# naples, marco island fl.



## fishdontbite6 (Apr 12, 2004)

Going to be in the marco island area in mid march, any body used any good charters offshore or other? how about fishing in the canals or the beach areas? just have a free day would love to catch a few fish !! thanks


----------



## Richman (Sep 1, 2007)

Sent you an e-mail

Rich


----------



## MikeC (Jun 26, 2005)

Uncle Tony's party boat, just got back, weren't really biting due to very cold snap, but everybody caught a half dozen grey snapper each, couple guys pulled grouper, I missed one. He's out of Ft. Myers getaway marina.


----------



## NewbreedFishing (Apr 15, 2004)

do you mean capt. tony's?
my friend uses him alot...he also found another boat at the same ft. myers harbor that has 2x the engine and gets u out to the fish with the quickness.






MikeC said:


> Uncle Tony's party boat, just got back, weren't really biting due to very cold snap, but everybody caught a half dozen grey snapper each, couple guys pulled grouper, I missed one.
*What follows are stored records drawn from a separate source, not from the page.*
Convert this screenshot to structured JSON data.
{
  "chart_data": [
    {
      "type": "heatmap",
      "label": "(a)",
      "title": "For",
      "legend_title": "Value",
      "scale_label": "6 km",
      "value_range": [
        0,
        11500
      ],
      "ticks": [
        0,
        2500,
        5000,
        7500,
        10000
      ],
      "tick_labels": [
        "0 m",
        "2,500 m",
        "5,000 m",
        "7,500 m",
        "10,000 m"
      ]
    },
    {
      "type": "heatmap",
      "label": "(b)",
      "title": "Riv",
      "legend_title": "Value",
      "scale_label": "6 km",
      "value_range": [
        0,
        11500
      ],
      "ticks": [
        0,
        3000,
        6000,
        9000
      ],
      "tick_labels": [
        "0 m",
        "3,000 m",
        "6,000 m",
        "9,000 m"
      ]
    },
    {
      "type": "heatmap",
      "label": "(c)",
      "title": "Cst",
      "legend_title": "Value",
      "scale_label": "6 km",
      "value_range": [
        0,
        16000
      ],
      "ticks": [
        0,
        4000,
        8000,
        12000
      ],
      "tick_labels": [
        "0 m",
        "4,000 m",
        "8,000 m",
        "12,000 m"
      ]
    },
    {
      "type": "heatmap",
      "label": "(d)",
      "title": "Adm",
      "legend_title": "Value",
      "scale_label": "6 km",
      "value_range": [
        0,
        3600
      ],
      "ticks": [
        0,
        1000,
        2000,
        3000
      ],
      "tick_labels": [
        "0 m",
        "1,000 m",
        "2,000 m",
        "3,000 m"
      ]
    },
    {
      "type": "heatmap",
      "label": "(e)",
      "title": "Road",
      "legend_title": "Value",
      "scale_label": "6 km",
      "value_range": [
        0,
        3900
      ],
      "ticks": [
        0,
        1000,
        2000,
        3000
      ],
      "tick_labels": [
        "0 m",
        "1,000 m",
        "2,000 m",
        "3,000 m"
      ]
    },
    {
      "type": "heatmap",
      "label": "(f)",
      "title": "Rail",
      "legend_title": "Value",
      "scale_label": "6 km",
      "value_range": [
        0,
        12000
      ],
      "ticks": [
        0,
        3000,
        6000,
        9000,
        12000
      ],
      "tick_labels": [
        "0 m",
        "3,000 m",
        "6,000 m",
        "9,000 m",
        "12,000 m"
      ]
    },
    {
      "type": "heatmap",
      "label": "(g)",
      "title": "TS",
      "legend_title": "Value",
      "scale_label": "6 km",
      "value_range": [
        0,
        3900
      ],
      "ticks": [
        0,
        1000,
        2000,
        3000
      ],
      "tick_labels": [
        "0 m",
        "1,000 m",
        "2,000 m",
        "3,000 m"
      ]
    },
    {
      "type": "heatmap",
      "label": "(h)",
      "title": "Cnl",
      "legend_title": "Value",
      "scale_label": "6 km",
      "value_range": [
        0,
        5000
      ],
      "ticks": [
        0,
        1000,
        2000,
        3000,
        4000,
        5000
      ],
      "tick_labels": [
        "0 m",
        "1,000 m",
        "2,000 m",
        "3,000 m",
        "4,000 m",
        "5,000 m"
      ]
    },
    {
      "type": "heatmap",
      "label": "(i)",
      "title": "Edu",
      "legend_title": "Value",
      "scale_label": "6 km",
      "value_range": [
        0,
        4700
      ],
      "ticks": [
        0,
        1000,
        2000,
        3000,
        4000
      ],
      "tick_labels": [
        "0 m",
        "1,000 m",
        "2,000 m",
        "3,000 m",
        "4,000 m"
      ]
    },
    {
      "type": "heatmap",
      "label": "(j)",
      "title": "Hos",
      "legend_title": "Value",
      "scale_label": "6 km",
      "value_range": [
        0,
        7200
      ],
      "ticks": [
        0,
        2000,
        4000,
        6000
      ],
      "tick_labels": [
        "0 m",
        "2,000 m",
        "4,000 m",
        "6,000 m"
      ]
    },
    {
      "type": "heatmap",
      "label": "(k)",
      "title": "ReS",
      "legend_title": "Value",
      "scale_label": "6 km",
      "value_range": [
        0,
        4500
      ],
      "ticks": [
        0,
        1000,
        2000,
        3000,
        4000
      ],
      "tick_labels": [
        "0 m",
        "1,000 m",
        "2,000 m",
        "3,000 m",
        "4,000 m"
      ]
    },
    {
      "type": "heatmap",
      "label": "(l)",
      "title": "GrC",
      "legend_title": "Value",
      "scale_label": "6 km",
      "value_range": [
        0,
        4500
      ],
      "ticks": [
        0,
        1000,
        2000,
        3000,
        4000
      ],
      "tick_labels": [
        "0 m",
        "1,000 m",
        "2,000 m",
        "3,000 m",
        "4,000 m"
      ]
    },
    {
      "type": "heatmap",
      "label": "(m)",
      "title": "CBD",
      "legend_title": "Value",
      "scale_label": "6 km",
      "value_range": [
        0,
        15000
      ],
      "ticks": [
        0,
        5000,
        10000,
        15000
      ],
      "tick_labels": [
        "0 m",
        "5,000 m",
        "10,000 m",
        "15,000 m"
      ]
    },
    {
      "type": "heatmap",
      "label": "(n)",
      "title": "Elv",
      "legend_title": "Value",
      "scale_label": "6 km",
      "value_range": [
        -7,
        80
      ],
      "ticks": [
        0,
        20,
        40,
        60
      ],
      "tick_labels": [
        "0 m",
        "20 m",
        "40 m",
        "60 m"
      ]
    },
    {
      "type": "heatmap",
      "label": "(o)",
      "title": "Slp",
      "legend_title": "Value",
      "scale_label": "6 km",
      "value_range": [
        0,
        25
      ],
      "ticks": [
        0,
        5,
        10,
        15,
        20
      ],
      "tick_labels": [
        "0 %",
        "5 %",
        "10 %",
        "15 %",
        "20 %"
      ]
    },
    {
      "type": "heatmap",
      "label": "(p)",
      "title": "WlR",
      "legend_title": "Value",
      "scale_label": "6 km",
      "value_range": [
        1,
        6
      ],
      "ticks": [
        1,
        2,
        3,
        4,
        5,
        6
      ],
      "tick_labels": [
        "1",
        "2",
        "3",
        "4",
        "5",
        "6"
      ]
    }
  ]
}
He's out of Ft. Myers getaway marina.


----------



## MikeC (Jun 26, 2005)

Yeah, that's him, lol


----------



## wanderin_eyes (Jan 14, 2009)

Drive up to Sanibel Island and you can get reds Peir are good for sheephead. the salt watet ones are good to eat just don't lips them. lol The bridge going onto Marco has a fishing pier right under it. I lived in the Marco/Napels area for a few years. Also right besde the snook inn theres a spot to fish, or use to be, you could cast right out into the channel


----------



## HappySnag (Dec 20, 2007)

naples fishin peer is good Free,you can catch ,makro,pampino,amber jack and some snook.

snag


----------



## catmando (Aug 21, 2006)

Thats a great time to catch sheephead on any rock structure or bridge or inlet jetties. The limit is 15 and over 12", great to eat, and a ton of fun on light spinning gear!


----------



## wisguy (Feb 1, 2011)

I have tried barhopp'r guide service up near fort myers on pine island sound. I caught reds, grouper, snook and a 4ft shark. Butch was a great guide. He is doing guided kayak trips now.


----------